The 31 Days of Horror, Day Twenty- Old and New Found Footage flicks

Found Footage; the sub-genre that both thrills and disappoints, is everywhere in today's horror scene. By that we mean everyone with a camcorder and a half-baked idea is out there shooting cheap, cinema verite excuses for horror films.

Some work. Most don't.

One of the first, and most likely the most famous Found Footage flicks is The Blair Witch Project. In 1999, this low budget hand held camera flick about 3 friends who head off into the woods to uncover the legend of the Blair Witch, took the world by storm, insofar as a movie can do. Its budget is said to be a small as $20,000, and as large as $750,000... let's just split the difference and call it $500k, for the sake of argument. That's a pretty small budget for a movie that went on to make around $250 million at the worldwide box office. Those are insane numbers.

Love it or hate it, the movie was a fresh and effective break from the horror norm; it was advertised and marketed as real, and it apparently felt real enough with audiences that it struck quite a chord with them. We personally loved it, though it was flawed. For us, we got sucked up into its story, and the minimalist approach to its scares had us freaked.

Not real, but it was fun to pretend it was.

Since then, many a horror flick has tried to recapture its magic, more often than not failing to do so. We've seen FF/POV flicks about aliens, dinosaurs, monsters, zombies, serial killers, and dozens upon dozens about hauntings/ghosts/and paranormal hi-jinks.

Many of these flicks end up falling short of TBWP, simply because the audience knows whats coming now.

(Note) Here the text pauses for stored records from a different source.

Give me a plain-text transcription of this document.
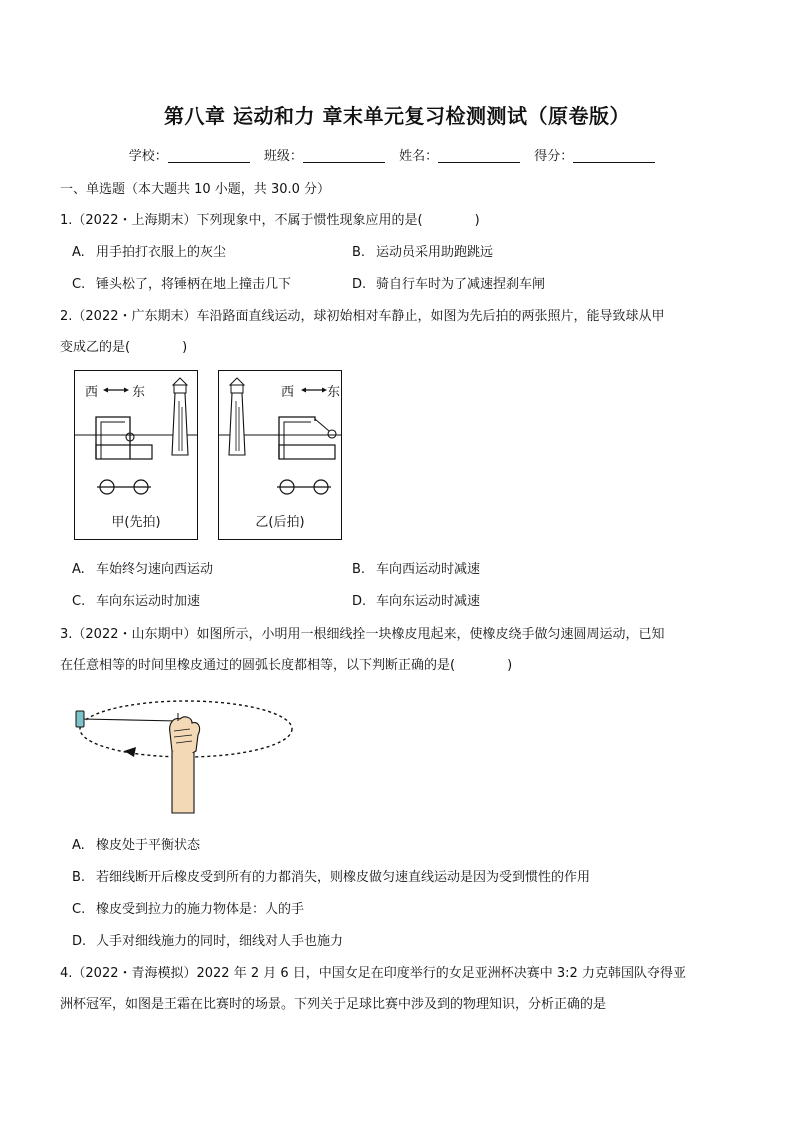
第八章 运动和力 章末单元复习检测测试（原卷版）
学校：	班级：	姓名：	得分：
一、单选题（本大题共 10 小题，共 30.0 分）
1.（2022・上海期末）下列现象中，不属于惯性现象应用的是(	)
A. 用手拍打衣服上的灰尘	B. 运动员采用助跑跳远
C. 锤头松了，将锤柄在地上撞击几下	D. 骑自行车时为了减速捏刹车闸
2.（2022・广东期末）车沿路面直线运动，球初始相对车静止，如图为先后拍的两张照片，能导致球从甲
变成乙的是(	)
西	东
甲(先拍)
西	东
乙(后拍)
A. 车始终匀速向西运动	B. 车向西运动时减速
C. 车向东运动时加速	D. 车向东运动时减速
3.（2022・山东期中）如图所示，小明用一根细线拴一块橡皮甩起来，使橡皮绕手做匀速圆周运动，已知
在任意相等的时间里橡皮通过的圆弧长度都相等，以下判断正确的是(	)
A. 橡皮处于平衡状态
B. 若细线断开后橡皮受到所有的力都消失，则橡皮做匀速直线运动是因为受到惯性的作用
C. 橡皮受到拉力的施力物体是：人的手
D. 人手对细线施力的同时，细线对人手也施力
4.（2022・青海模拟）2022 年 2 月 6 日，中国女足在印度举行的女足亚洲杯决赛中 3:2 力克韩国队夺得亚
洲杯冠军，如图是王霜在比赛时的场景。下列关于足球比赛中涉及到的物理知识，分析正确的是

The ones that do manage to be good, tend to create an effective atmosphere, and offer us a fresh story with characters we like. The Troll Hunter is one of those good ones.

Trolljegeren is a Norwegian FF movie about a group of college students who set out to make a documentary about a guy that hunts bears, only to find that he actually hunts trolls. Trolls are apparently a big problem (and an even bigger secret) in Norway, and the Nord Government does everything they can to keep the beasts away from populated areas.

What makes this movie so great, aside from it's different premise and awesome monsters, is the minutiae; the trolls can smell the blood of Christians, UV rays turn them to stone, and sometimes they catch rabies... little plot elements like that keep this movie fun and interesting from start to finish.

Say cheese!

In contrast to Blair Witch, Troll Hunter cost $19 million or so to make, and has only made about $5 million at the box office. Of course a lot of that has to do with the fact that a Norwegian language film probably doesn't get the worldwide distribution that an English language film does, which is really criminal.

Troll Hunter is a great movie, and deserves to be a worldwide hit. Movies like that are exactly why we're here; people like us need to spread the word about good movies like this. If we loved it, there's now way that tons of other people wouldn't too, if only they knew it existed.

So, if you're looking for a new genre flick to entertain you, you don't subtitles, and you're a fan of the FF genre, then grab a copy of Trolljegeren on BLU or DVD. Both great flicks, but The Blair Witch already has enough of your money... so why not give the trolls a chance.

See that little tiny speck right there in front of the massive troll? That's the hero of the movie.


  1. Sorry, Troll Hunter just wasn't that good. It had a good beginning and end but everything in the middle was extremely boring.

  2. We all either liked or loved Troll Hunter, but to each their own. It's not a perfect movie by any stretch, e just find it to be immensely enjoyable.

  3. I liked it - caught it earlier this year as a result of The Master's review... enjoyably different.